Run python3 main.py to launch the job. This will create a Helm chart in the results directory for the job named k8s_template and will be launched automatically.
Verify the job was launched with helm list and kubectl get pods.
View job logs by reading the logs from the first pod with kubectl logs --follow <first pod name>.
Once the job finishes, clean up the job by running helm uninstall <job name>.

Troubleshooting

In some cases the deployment will not run as intended due to an incorrect config. To resolve the issue, any running jobs need to be stopped by first removing the Helm chart. This can be done by running helm list which will show all deployed Helm charts on the cluster.
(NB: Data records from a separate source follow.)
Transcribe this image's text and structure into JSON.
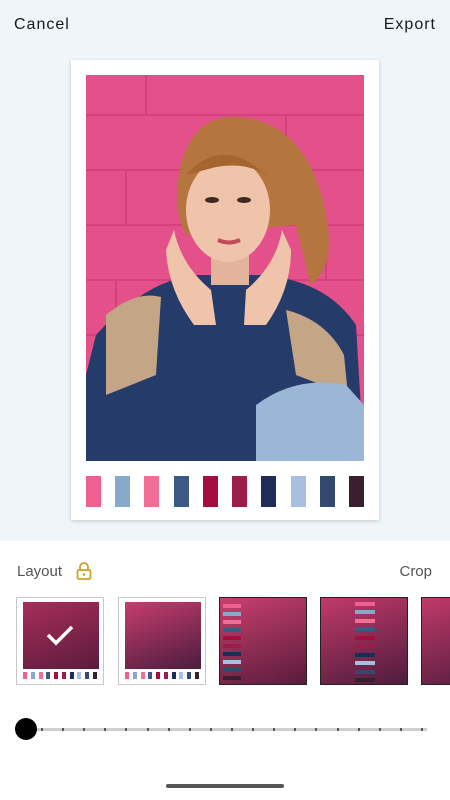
{
  "header": {
    "cancel_label": "Cancel",
    "export_label": "Export"
  },
  "palette": [
    "#ef6091",
    "#88a9cc",
    "#ef6f97",
    "#3d5a86",
    "#a50d3e",
    "#9a1e49",
    "#1f2c5a",
    "#a8bfe0",
    "#33496e",
    "#3a1f2e"
  ],
  "layout_bar": {
    "layout_label": "Layout",
    "lock_icon": "lock-icon",
    "crop_label": "Crop"
  },
  "thumbnails": [
    {
      "style": "photo-with-palette-row",
      "selected": true
    },
    {
      "style": "photo-with-palette-row",
      "selected": false
    },
    {
      "style": "photo-with-palette-column-left",
      "selected": false
    },
    {
      "style": "photo-with-palette-column-center",
      "selected": false
    },
    {
      "style": "photo-partial",
      "selected": false
    }
  ],
  "slider": {
    "value": 0
  },
  "colors": {
    "accent_gold": "#c9a227",
    "background_top": "#f0f5fa"
  }
}
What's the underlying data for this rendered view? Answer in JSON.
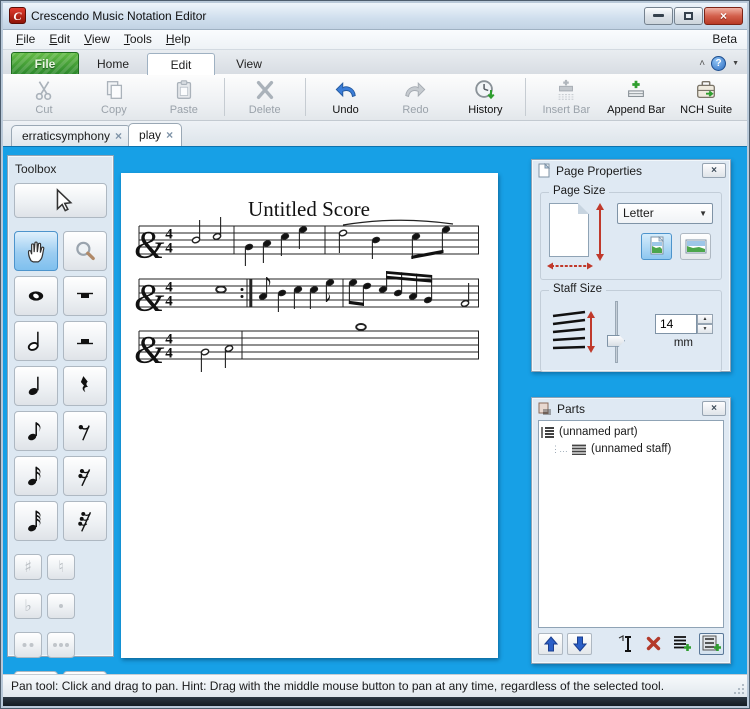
{
  "window": {
    "title": "Crescendo Music Notation Editor",
    "beta_label": "Beta"
  },
  "menu": {
    "items": [
      "File",
      "Edit",
      "View",
      "Tools",
      "Help"
    ]
  },
  "ribbon": {
    "tabs": [
      {
        "label": "File"
      },
      {
        "label": "Home"
      },
      {
        "label": "Edit"
      },
      {
        "label": "View"
      }
    ],
    "active_tab": "Edit",
    "right_icons": [
      "collapse-ribbon-icon",
      "help-icon",
      "dropdown-arrow-icon"
    ]
  },
  "toolbar": {
    "buttons": [
      {
        "label": "Cut",
        "icon": "cut-icon",
        "enabled": false
      },
      {
        "label": "Copy",
        "icon": "copy-icon",
        "enabled": false
      },
      {
        "label": "Paste",
        "icon": "paste-icon",
        "enabled": false
      },
      {
        "label": "Delete",
        "icon": "delete-icon",
        "enabled": false
      },
      {
        "label": "Undo",
        "icon": "undo-icon",
        "enabled": true
      },
      {
        "label": "Redo",
        "icon": "redo-icon",
        "enabled": false
      },
      {
        "label": "History",
        "icon": "history-icon",
        "enabled": true
      },
      {
        "label": "Insert Bar",
        "icon": "insert-bar-icon",
        "enabled": false
      },
      {
        "label": "Append Bar",
        "icon": "append-bar-icon",
        "enabled": true
      },
      {
        "label": "NCH Suite",
        "icon": "nch-suite-icon",
        "enabled": true
      }
    ]
  },
  "document_tabs": [
    {
      "label": "erraticsymphony",
      "active": false
    },
    {
      "label": "play",
      "active": true
    }
  ],
  "toolbox": {
    "title": "Toolbox",
    "active_tool": "pan",
    "tools": [
      {
        "icon": "select-arrow-icon",
        "enabled": true
      },
      {
        "icon": "pan-hand-icon",
        "enabled": true,
        "active": true
      },
      {
        "icon": "zoom-magnifier-icon",
        "enabled": true
      },
      {
        "icon": "whole-note-icon",
        "enabled": true
      },
      {
        "icon": "whole-rest-icon",
        "enabled": true
      },
      {
        "icon": "half-note-icon",
        "enabled": true
      },
      {
        "icon": "half-rest-icon",
        "enabled": true
      },
      {
        "icon": "quarter-note-icon",
        "enabled": true
      },
      {
        "icon": "quarter-rest-icon",
        "enabled": true
      },
      {
        "icon": "eighth-note-icon",
        "enabled": true
      },
      {
        "icon": "eighth-rest-icon",
        "enabled": true
      },
      {
        "icon": "sixteenth-note-icon",
        "enabled": true
      },
      {
        "icon": "sixteenth-rest-icon",
        "enabled": true
      },
      {
        "icon": "thirtysecond-note-icon",
        "enabled": true
      },
      {
        "icon": "thirtysecond-rest-icon",
        "enabled": true
      },
      {
        "icon": "sharp-icon",
        "enabled": false
      },
      {
        "icon": "natural-icon",
        "enabled": false
      },
      {
        "icon": "flat-icon",
        "enabled": false
      },
      {
        "icon": "dot-icon",
        "enabled": false
      },
      {
        "icon": "double-dot-icon",
        "enabled": false
      },
      {
        "icon": "triple-dot-icon",
        "enabled": false
      },
      {
        "icon": "tie-icon",
        "enabled": true
      },
      {
        "icon": "tuplet-icon",
        "enabled": true
      }
    ],
    "accidental_glyphs": {
      "sharp": "♯",
      "natural": "♮",
      "flat": "♭"
    }
  },
  "score": {
    "title": "Untitled Score",
    "time_signature": "4/4",
    "clef": "treble",
    "staves": [
      {
        "bars": [
          "half B4, half C5",
          "quarters G4 A4 C5 E5",
          "half D5, quarter B4, beamed eighths C5 E5 under slur"
        ]
      },
      {
        "bars": [
          "whole C5, end-repeat barline",
          "eighth A4, quarters B4 C5 C5, eighth E5",
          "beamed eighths E5 D5, beamed sixteenths C5 B4 A4 G4, half F4"
        ]
      },
      {
        "bars": [
          "half G4, half A4",
          "whole G5"
        ]
      }
    ]
  },
  "page_properties": {
    "title": "Page Properties",
    "page_size_label": "Page Size",
    "page_size_value": "Letter",
    "orientation": "portrait",
    "staff_size_label": "Staff Size",
    "staff_size_value": "14",
    "staff_size_unit": "mm"
  },
  "parts": {
    "title": "Parts",
    "items": [
      {
        "label": "(unnamed part)"
      },
      {
        "label": "(unnamed staff)"
      }
    ],
    "buttons": [
      "move-up-icon",
      "move-down-icon",
      "rename-icon",
      "delete-part-icon",
      "add-part-icon",
      "add-staff-icon"
    ]
  },
  "status_bar": {
    "text": "Pan tool: Click and drag to pan. Hint: Drag with the middle mouse button to pan at any time, regardless of the selected tool."
  },
  "glyphs": {
    "tab_close": "×",
    "panel_close": "×",
    "dropdown_arrow": "▼",
    "ribbon_collapse": "˄",
    "help": "?",
    "spin_up": "▲",
    "spin_down": "▼"
  },
  "colors": {
    "canvas_blue": "#17a0e6",
    "accent_green": "#2f9e2f",
    "active_tool_blue": "#7fc0ee",
    "dimension_red": "#c0392b"
  }
}
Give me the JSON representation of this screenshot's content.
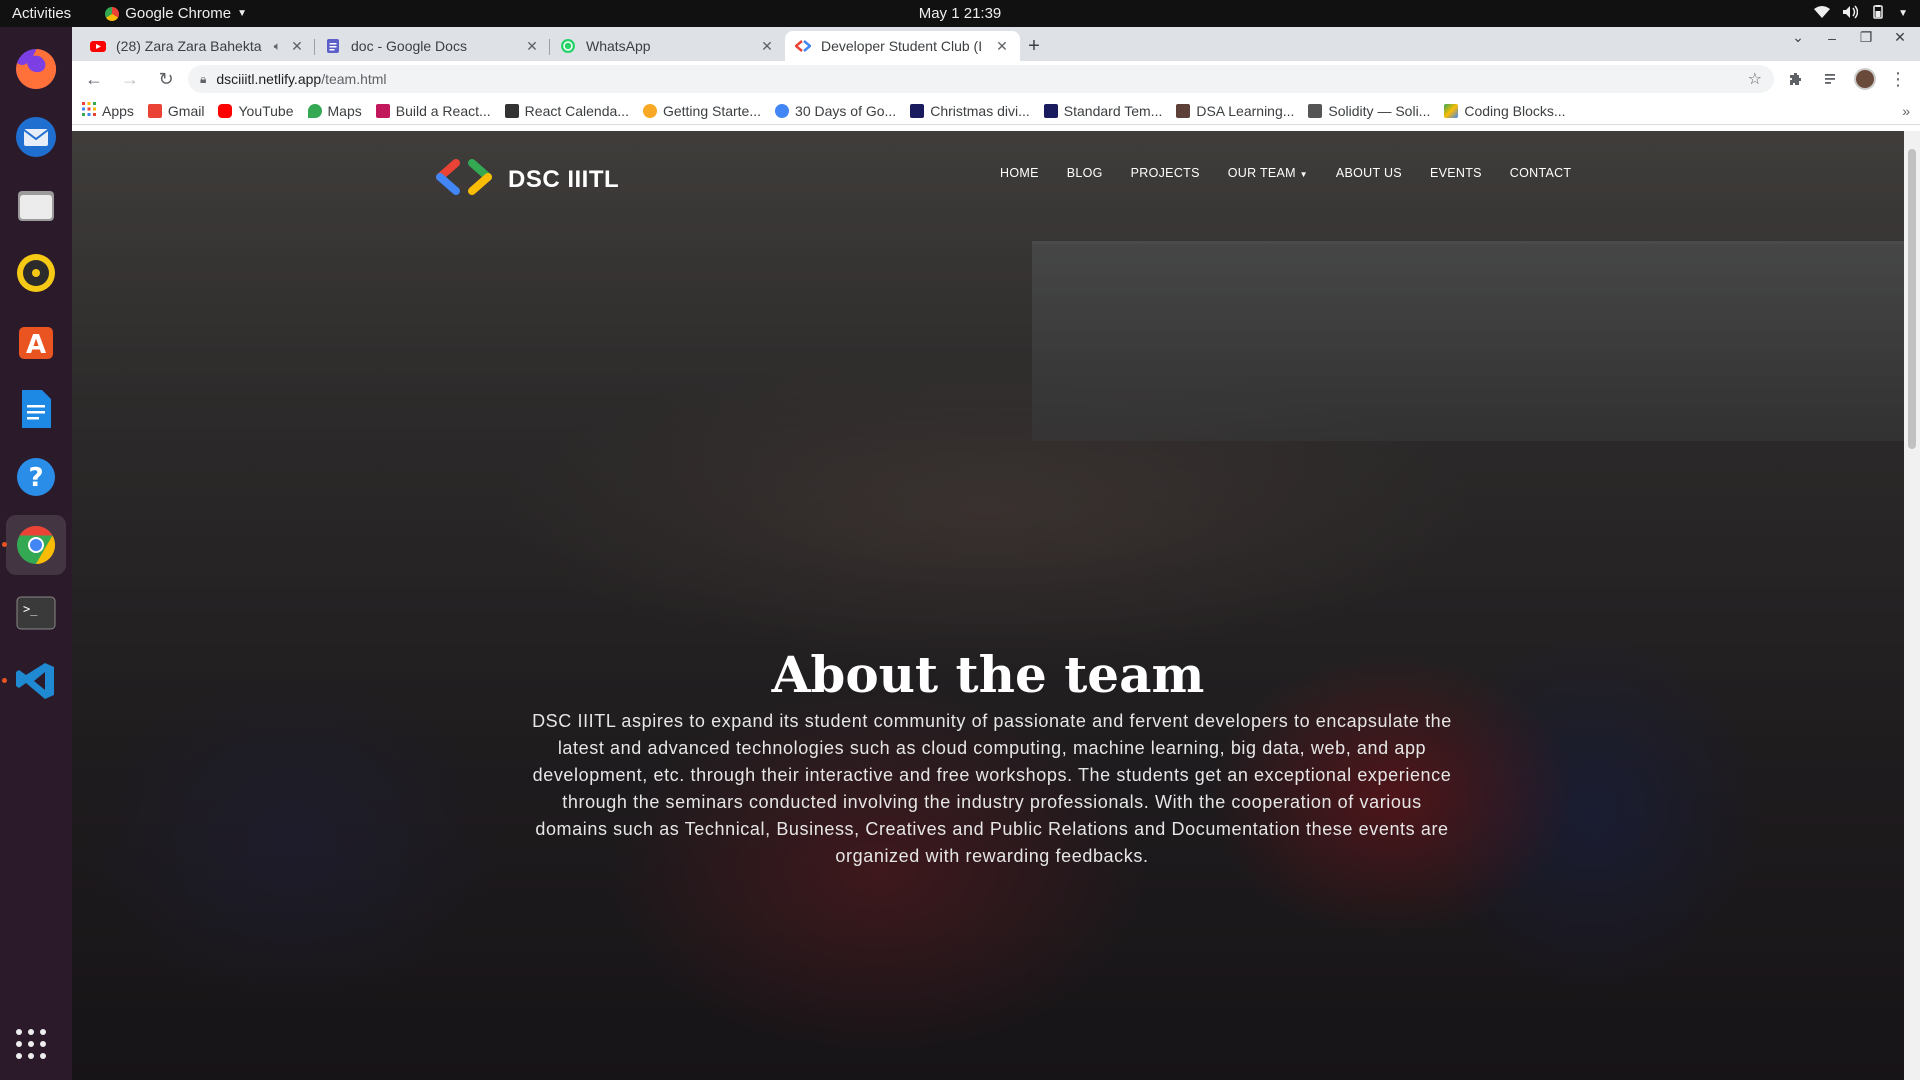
{
  "topbar": {
    "activities": "Activities",
    "app_name": "Google Chrome",
    "clock": "May 1  21:39"
  },
  "dock": {
    "items": [
      "firefox-icon",
      "thunderbird-icon",
      "files-icon",
      "rhythmbox-icon",
      "software-icon",
      "writer-icon",
      "help-icon",
      "chrome-icon",
      "terminal-icon",
      "vscode-icon"
    ]
  },
  "browser": {
    "tabs": [
      {
        "title": "(28) Zara Zara Bahekta",
        "favicon_color": "#ff0000"
      },
      {
        "title": "doc - Google Docs",
        "favicon_color": "#4285f4"
      },
      {
        "title": "WhatsApp",
        "favicon_color": "#25d366"
      },
      {
        "title": "Developer Student Club (I",
        "favicon_color": "#ea4335"
      }
    ],
    "url_host": "dsciiitl.netlify.app",
    "url_path": "/team.html",
    "bookmarks": [
      {
        "label": "Apps",
        "color": "#4285f4"
      },
      {
        "label": "Gmail",
        "color": "#ea4335"
      },
      {
        "label": "YouTube",
        "color": "#ff0000"
      },
      {
        "label": "Maps",
        "color": "#34a853"
      },
      {
        "label": "Build a React...",
        "color": "#c2185b"
      },
      {
        "label": "React Calenda...",
        "color": "#333333"
      },
      {
        "label": "Getting Starte...",
        "color": "#f9a825"
      },
      {
        "label": "30 Days of Go...",
        "color": "#4285f4"
      },
      {
        "label": "Christmas divi...",
        "color": "#1a1a5e"
      },
      {
        "label": "Standard Tem...",
        "color": "#1a1a5e"
      },
      {
        "label": "DSA Learning...",
        "color": "#5d4037"
      },
      {
        "label": "Solidity — Soli...",
        "color": "#555555"
      },
      {
        "label": "Coding Blocks...",
        "color": "#34a853"
      }
    ],
    "bookmarks_more": "»"
  },
  "site": {
    "logo_text": "DSC IIITL",
    "nav": [
      "HOME",
      "BLOG",
      "PROJECTS",
      "OUR TEAM",
      "ABOUT US",
      "EVENTS",
      "CONTACT"
    ],
    "hero_title": "About the team",
    "hero_text": "DSC IIITL aspires to expand its student community of passionate and fervent developers to encapsulate the latest and advanced technologies such as cloud computing, machine learning, big data, web, and app development, etc. through their interactive and free workshops. The students get an exceptional experience through the seminars conducted involving the industry professionals. With the cooperation of various domains such as Technical, Business, Creatives and Public Relations and Documentation these events are organized with rewarding feedbacks."
  }
}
Find the chart causing issues and stop it with helm uninstall <chart name>.

After stopping the chart, any Pods that were running will be spun down by the cluster automatically. Verify this by running kubectl get pods which will list all Pods in the default namespace. Depending on the job that was running, it could take a few minutes for some Pods to terminate. If they don’t terminate automatically, they can be manually removed with kubectl delete <pod name>.

Advanced: For those familiar with Helm charts, the charts can be manually edited in the results directory for the job. Each job will have a directory under the model name and the Helm chart is located at k8s_template. The files can be manually updated as needed and the job can be launched with helm install <job name> results/<path to specific job>/k8s_template.